Es terrible e insultante comparar estos datos con las condiciones laborales en las que se tienen que desenvolver los trabajadores del transporte por carretera, con jornadas de más de 80 horas, según denuncian los sindicatos, muchas de ellas durante la noche; con periodos de descanso irregulares e insuficientes, y con todo tipo de presiones para cumplir los horarios de carga y descarga. Más insultantes aún resultan estas cifras si se comparan con los beneficios de las empresas a las que sirve el sector de transporte por carretera. Según los datos del Banco de España, los beneficios ordinarios netos de las empresas no financieras -es decir, en buena parte las empresas usuarias de los servicios de transporte por carretera, las empresas que imponen los horarios y los plazos de entrega que les cuestan la vida a los camioneros- crecieron en 2004 un 21,7 por ciento, y en 2006 un 25 por ciento. A pesar de estos incrementos, los gastos de personal tan sólo crecieron un 2,9% en 2004, frente al 3,9% de 2003.

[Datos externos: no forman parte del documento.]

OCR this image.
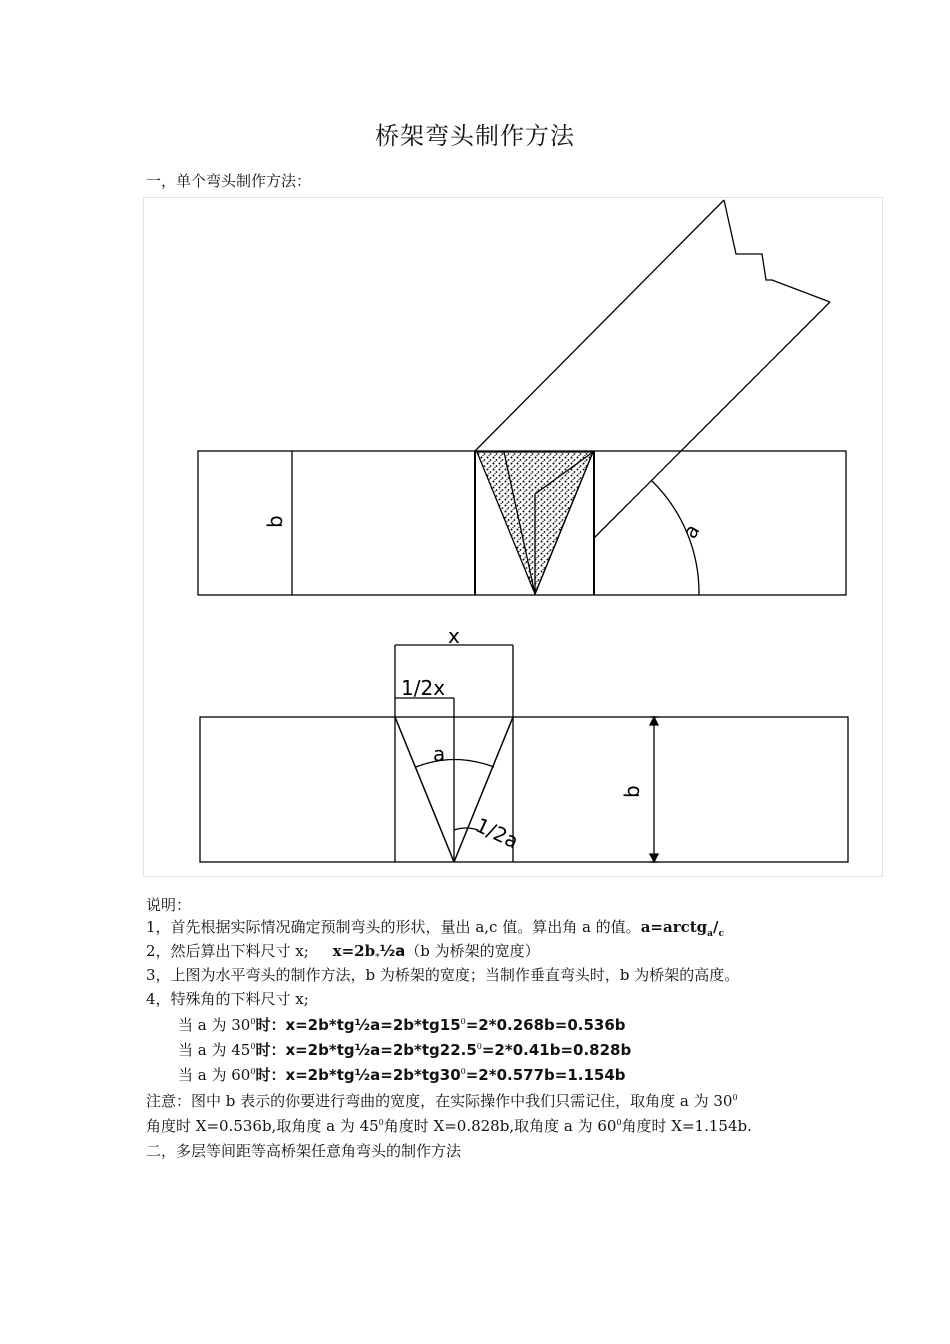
桥架弯头制作方法
一，单个弯头制作方法：
b	a
x
1/2x
a
1/2a
b
说明：
1，首先根据实际情况确定预制弯头的形状，量出 a,c 值。算出角 a 的值。$a=arctg_a/_c$
2，然后算出下料尺寸 x; $x=2b_*\frac{1}{2}a(b$ 为桥架的宽度）
3，上图为水平弯头的制作方法，b 为桥架的宽度；当制作垂直弯头时，b 为桥架的高度。
4，特殊角的下料尺寸 x;
当 a 为 $30^0$时：$x=2b*tg\frac{1}{2}a=2b*tg15^0=2*0.268b=0.536b$
当 a 为 $45^0$时：$x=2b*tg\frac{1}{2}a=2b*tg22.5^0=2*0.41b=0.828b$
当 a 为 $60^0$时：$x=2b*tg\frac{1}{2}a=2b*tg30^0=2*0.577b=1.154b$
注意：图中 b 表示的你要进行弯曲的宽度，在实际操作中我们只需记住，取角度 a 为 $30^0$
角度时 X=0.536b,取角度 a 为 $45^0$角度时 X=0.828b,取角度 a 为 $60^0$角度时 X=1.154b.
二，多层等间距等高桥架任意角弯头的制作方法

Pues no sé yo, pero por volver al tema de la siniestralidad laboral en el transporte por carretera, igual el gobierno socialista debería comportarse como un gobierno socialista y no como un gobierno liberal, y obligar a las empresas a invertir en seguridad parte de los beneficios obtenidos directamente de la siniestralidad laboral. Se me ocurren algunas medidas, pero doctores tiene la iglesia -espero que doctores socialistas- a los que seguro que se les ocurren otras. Ahí van un par de ellas: prohibir las jornadas estajanovistas y obligar -sí, he dicho obligar, de manera intervencionista y soviética, si es preciso- a las empresas a poner dos conductores para cualquier transporte que deba cubrir un recorrido de más de 500 kilómetros, con intervención de la Guardia Civil en caso de que se incumpla esta norma. Como si fuera Batasuna sorprendida en delito flagrante. Porque quizás se debería estudiar también el procesamiento sistemático de todo empresario cuyos trabajadores sufran un número elevado de accidentes laborales en determinados sectores, como la construcción o el transporte.

Una comparación, para terminar: en 2006 hubo 283 víctimas de empresarios sin escrúpulos en las carreteras españolas. En 2006 hubo dos víctimas de ETA. Igual hay que actuar también con contundencia contra la siniestralidad laboral y sus causantes.

Es por decir algo.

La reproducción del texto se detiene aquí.